Friday, September 21, 2018

#52Ancestors-Week 37-Closest to Your Birthday: Olaus Hansson

I wrote a blog post about my great-great grandfather Olaus Hansson that can be seen here: http://suesresearch.blogspot.com/2015/02/plowing-through-olaus-hansson-52.html

Olaus was the closest ancestor that I found whose birthday came nearest to mine.  He was born on the 27th of December in 1849, 100 years before me.  (Obviously, his gravestone has the incorrect date of birth.)

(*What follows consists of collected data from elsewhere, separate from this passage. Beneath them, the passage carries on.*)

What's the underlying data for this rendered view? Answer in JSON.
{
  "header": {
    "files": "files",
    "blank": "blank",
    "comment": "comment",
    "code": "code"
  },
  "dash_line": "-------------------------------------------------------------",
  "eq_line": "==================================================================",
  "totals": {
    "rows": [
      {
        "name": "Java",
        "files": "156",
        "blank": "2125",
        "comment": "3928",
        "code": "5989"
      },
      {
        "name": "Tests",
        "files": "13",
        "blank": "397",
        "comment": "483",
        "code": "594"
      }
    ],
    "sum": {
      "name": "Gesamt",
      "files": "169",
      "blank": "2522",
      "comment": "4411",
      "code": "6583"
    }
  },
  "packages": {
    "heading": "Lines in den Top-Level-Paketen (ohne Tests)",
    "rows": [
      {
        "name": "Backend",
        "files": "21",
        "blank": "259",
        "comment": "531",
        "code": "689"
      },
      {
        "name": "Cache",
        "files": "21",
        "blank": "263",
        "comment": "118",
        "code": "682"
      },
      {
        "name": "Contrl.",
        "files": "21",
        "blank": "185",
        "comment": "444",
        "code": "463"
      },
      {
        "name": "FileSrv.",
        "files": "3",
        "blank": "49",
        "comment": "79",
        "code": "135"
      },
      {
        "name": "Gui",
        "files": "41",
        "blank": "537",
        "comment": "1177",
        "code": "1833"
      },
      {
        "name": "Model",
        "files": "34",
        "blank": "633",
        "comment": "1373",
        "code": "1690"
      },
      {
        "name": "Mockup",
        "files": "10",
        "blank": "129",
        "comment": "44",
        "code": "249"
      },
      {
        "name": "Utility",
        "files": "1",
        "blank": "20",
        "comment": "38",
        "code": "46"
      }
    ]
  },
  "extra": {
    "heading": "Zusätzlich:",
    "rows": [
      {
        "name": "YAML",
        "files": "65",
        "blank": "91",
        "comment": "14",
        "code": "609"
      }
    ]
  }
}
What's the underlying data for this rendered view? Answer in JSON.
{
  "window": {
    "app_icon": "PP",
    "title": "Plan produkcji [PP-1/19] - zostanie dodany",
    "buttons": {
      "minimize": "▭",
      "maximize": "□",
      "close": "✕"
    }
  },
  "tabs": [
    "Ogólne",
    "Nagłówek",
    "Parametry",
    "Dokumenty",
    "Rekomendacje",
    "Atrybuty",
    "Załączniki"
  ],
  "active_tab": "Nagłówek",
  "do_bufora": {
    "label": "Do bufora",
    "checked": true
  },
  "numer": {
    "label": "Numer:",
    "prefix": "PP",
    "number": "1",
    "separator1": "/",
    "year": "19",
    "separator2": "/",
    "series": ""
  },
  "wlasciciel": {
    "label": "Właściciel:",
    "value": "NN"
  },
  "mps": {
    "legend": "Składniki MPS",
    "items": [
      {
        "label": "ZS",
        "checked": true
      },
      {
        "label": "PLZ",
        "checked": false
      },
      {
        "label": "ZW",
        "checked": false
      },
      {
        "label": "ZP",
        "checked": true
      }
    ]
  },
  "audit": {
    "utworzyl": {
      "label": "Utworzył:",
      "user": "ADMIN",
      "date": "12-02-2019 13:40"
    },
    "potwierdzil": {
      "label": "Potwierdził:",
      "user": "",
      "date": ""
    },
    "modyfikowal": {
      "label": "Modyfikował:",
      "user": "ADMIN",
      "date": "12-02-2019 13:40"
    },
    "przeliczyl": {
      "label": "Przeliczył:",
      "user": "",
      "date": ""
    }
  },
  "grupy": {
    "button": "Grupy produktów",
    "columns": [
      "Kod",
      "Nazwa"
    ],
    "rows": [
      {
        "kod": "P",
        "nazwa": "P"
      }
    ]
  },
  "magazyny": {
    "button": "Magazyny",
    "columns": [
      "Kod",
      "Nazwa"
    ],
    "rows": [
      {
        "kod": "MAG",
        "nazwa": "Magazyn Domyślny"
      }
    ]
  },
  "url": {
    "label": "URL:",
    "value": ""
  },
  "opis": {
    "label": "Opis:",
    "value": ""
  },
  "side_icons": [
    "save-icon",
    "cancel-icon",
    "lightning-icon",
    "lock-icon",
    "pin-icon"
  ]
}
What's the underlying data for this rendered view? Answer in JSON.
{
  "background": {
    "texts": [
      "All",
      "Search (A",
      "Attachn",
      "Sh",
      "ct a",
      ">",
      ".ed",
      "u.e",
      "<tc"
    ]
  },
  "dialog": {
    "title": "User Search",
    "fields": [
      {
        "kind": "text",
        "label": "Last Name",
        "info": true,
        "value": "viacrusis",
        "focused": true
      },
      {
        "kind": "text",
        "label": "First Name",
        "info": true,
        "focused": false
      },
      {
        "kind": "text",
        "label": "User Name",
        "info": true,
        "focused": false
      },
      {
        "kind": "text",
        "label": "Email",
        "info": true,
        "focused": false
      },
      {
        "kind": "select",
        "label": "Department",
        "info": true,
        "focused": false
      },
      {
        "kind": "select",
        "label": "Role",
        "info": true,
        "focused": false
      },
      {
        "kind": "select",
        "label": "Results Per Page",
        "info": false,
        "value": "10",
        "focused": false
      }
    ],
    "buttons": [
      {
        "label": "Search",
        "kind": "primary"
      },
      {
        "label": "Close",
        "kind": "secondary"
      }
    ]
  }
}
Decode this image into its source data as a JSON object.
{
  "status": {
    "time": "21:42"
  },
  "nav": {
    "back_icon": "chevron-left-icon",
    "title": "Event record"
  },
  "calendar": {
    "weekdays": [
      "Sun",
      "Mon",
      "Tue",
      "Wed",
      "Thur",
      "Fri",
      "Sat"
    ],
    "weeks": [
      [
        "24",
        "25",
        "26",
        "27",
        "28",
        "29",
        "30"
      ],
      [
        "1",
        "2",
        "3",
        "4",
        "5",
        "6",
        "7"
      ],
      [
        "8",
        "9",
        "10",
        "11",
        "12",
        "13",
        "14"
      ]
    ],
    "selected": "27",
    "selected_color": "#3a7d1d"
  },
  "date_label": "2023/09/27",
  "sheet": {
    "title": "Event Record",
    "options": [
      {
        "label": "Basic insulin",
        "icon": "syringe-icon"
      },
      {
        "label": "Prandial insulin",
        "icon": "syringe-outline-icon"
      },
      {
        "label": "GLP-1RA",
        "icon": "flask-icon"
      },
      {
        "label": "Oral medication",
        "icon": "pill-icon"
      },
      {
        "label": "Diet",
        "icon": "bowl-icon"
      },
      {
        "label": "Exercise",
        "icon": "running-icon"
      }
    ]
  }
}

I have to admit to not having very good feelings about Olaus, based on reports from his daughter, Ingrid, my great-grandmother.  Olaus left the family in Sweden in 1888, never to return, despite leaving a wife and six children to fend for themselves.  Olaus arrived in the United States with a destination of St. Paul, Minnesota. Upon arrival he went on to North Dakota where he lived until his death in 1925.

Ingrid only saw him once after he left, when he came to Peoria, Illinois to visit in 1911.  By that time, five of his children had emigrated to the United States and four of them lived in Peoria.  One of his daughters had died by then.

from Olaus' obituary in the Crystal Call newspaper (from Crystal, North Dakota):

"About two weeks ago he packed his trunk and shipped it back to the old home at Peora (sp), and had intended to go back there for the remaining months of the winter but sickness overtook him before he could get away.The body was shipped to Peora (sp) for burial on Tuesday."

Interesting that those in North Dakota were under the opinion that Peoria was Olaus' "old home".  He never lived there and only visited there one time.  But apparently he wanted to be buried there.

My great-grandmother, Ingrid, refused to pay anything for his funeral, stating that had been "on the outs" for a long time.  She apparently she still had hard feelings toward him.  And while I tend to judge him rather harshly for leaving his family and never either bringing them to the United States or returning back to them, I have to remind myself that one never completely knows another persons circumstances.  Ingrid once told her granddaughter that "She (Ingrid's mother) was the meanest woman I have ever known."  So maybe Olaus had his reasons for leaving and never returning?  I hope that he at least sent money home for the family, but I don't know.